Bundan 15-20 yıl önce iş dünyası yaygın bir şekilde modern yönetim teknikleriyle tanıştı. Fokus gruplar, CRM gibi yeni kavramlar hızla gündeme girdi. Bütün işadamları ve yöneticiler, bunları kendi şirketinde uygulamak üzere kolları sıvadı. Kuşkusuz, bütün bu uygulamalar şirketlerde önemli dönüşümlere imza atılmasına yardımcı oldu. Yeni yönetim tekniklerine ilk adapte olanlar, rekabette önemli avantajlar elde etti. Ancak, içinde bulunduğumuz bilgi çağında, bu yöntemleri en iyi şekilde uygulamak artık yeterli değil. Son 5 yıl içinde en hızlı yükselen şirketler listesine baktığımızda, onların sırrının kitaplarda yazmayan, yenilikçi ve cesur fikirler olduğunu görüyoruz.
Marka uzmanı Shaun Smith, yeni kitabı “See, Feel, Think, Do: The Power of Instinct in Business”ta (Gör-Hisset-Düşün-Yap: İş Dünyasında İçgüdülerin Gücü) bu konuya dikkat çekiyor. “Bugün iş dünyasındaki birçok başarılı liderin, en iyi ürün ve yenilikçi fikirlerin arkasında içgüdü yatıyor” diyen Smith, bu konuda şu çarpıcı örnekleri veriyor:
“iPod’u, ucuz havayolu şirketlerini yaratan içgüdüler oldu.
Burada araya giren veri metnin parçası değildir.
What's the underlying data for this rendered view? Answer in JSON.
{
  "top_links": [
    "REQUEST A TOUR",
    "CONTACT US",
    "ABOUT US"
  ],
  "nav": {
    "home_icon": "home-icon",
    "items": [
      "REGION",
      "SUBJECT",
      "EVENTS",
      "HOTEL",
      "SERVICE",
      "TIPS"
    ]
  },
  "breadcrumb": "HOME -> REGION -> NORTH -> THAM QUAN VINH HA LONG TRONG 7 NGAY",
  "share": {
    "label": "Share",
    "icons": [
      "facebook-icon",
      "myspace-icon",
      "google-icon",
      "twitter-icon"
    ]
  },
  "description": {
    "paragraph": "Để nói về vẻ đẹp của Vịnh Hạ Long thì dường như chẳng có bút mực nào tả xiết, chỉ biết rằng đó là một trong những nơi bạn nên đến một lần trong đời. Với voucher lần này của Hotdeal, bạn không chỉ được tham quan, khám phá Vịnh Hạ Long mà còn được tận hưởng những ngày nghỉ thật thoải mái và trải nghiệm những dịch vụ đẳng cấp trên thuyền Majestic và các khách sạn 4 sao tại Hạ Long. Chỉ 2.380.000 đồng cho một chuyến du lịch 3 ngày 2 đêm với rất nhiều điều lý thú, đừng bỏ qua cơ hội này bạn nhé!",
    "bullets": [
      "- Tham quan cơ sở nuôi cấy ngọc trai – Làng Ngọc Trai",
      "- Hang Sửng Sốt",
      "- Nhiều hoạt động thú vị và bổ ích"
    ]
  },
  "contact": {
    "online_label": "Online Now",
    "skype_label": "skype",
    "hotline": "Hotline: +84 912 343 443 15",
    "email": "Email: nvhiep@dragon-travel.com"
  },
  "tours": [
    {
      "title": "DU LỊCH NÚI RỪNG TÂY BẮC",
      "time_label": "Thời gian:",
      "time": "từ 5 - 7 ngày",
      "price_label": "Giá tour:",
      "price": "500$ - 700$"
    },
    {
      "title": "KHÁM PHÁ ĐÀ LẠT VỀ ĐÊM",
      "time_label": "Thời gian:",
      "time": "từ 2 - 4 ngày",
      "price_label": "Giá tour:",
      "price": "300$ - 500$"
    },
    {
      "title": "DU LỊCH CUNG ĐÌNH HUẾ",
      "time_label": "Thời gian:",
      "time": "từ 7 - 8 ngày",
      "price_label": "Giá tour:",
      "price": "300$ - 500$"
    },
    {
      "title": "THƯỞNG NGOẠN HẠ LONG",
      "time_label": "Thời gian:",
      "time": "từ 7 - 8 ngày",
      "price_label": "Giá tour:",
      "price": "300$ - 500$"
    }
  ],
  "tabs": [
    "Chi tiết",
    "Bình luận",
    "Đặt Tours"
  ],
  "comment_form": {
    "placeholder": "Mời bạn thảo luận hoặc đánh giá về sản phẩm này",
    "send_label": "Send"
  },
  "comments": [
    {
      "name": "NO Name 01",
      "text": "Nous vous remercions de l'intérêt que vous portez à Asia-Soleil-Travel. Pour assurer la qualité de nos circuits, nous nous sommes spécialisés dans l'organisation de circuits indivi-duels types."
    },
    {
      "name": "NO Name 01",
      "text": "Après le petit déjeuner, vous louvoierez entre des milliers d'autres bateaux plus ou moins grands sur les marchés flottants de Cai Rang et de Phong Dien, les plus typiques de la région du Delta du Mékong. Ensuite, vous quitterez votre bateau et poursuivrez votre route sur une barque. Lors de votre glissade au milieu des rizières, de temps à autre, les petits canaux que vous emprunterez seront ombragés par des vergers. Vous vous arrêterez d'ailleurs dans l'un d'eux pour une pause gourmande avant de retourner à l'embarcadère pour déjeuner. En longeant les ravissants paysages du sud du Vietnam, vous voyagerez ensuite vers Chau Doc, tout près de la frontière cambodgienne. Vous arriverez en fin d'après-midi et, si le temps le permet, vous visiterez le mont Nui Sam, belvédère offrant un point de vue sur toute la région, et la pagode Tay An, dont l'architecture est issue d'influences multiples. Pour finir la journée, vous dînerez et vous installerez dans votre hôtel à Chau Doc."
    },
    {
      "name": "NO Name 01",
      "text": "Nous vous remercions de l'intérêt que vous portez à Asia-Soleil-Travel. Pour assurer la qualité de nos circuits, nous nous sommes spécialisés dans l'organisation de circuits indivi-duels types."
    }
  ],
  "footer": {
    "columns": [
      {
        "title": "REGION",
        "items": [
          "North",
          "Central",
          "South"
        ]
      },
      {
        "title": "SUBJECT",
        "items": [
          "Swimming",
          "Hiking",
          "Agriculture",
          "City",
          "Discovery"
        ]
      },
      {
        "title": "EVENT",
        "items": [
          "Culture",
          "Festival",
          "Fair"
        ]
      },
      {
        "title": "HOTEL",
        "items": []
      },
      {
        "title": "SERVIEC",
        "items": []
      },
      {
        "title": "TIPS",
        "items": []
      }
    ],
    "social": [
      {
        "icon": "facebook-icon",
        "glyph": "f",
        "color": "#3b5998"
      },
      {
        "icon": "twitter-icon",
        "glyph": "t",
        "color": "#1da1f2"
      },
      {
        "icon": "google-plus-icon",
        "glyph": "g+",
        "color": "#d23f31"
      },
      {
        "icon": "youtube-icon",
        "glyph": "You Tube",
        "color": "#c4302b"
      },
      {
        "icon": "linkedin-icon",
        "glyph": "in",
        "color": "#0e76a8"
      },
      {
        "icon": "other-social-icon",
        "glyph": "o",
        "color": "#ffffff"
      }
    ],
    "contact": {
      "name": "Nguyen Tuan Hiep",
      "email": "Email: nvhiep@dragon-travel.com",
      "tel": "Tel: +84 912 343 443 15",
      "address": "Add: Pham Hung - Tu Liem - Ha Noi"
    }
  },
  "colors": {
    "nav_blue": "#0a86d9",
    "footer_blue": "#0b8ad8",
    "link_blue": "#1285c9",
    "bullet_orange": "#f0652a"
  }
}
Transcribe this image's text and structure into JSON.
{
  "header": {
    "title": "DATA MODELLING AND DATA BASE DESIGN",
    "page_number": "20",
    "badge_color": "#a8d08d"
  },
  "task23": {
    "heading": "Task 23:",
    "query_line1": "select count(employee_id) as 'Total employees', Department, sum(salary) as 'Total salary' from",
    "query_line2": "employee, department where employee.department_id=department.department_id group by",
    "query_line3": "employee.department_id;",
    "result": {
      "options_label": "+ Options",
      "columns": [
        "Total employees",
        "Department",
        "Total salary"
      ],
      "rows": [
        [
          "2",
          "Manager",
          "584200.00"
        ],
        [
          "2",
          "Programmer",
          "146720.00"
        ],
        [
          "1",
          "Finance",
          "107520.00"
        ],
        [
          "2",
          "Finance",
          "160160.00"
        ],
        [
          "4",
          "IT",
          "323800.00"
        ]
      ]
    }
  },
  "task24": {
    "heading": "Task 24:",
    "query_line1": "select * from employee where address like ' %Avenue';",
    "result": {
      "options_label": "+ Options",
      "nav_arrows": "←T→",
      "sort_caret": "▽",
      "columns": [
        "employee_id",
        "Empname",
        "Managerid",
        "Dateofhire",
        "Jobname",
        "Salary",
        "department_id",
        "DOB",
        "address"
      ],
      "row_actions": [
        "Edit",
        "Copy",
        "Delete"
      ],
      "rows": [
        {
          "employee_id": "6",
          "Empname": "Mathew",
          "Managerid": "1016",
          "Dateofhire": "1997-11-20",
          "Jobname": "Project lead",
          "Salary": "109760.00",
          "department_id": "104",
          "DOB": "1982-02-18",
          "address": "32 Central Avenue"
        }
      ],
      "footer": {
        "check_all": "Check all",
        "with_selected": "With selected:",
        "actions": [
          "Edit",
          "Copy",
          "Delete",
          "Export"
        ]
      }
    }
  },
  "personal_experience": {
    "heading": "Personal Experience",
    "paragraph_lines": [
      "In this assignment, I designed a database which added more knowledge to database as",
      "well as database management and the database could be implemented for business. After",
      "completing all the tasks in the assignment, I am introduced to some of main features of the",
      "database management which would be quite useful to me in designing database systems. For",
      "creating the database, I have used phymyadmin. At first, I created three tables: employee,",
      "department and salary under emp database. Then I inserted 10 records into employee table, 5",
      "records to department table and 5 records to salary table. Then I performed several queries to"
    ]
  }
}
Jeff Bezos, amazon.com’u yaratırken içgüdüleriyle hareket etti ve başardı. Bu örnek başarıların içgüdülerle kazanıldığının bilinmesiyle iş insanları içgüdülerine daha çok güvenmek zorunda kalacak. Artık içgüdülerimizle düşünmenin ve yaptığımız işlerde bunu kullanmanın zamanı geldi.”
Kitabında görmek, hissetmek, düşünmek ve yapmak eylemlerinin iş dünyasında nasıl kullanılması gerektiğini anlatan Shaun Smith, içgüdülerin kullanımıyla elde edilecek kazanımlara da dikkat çekiyor.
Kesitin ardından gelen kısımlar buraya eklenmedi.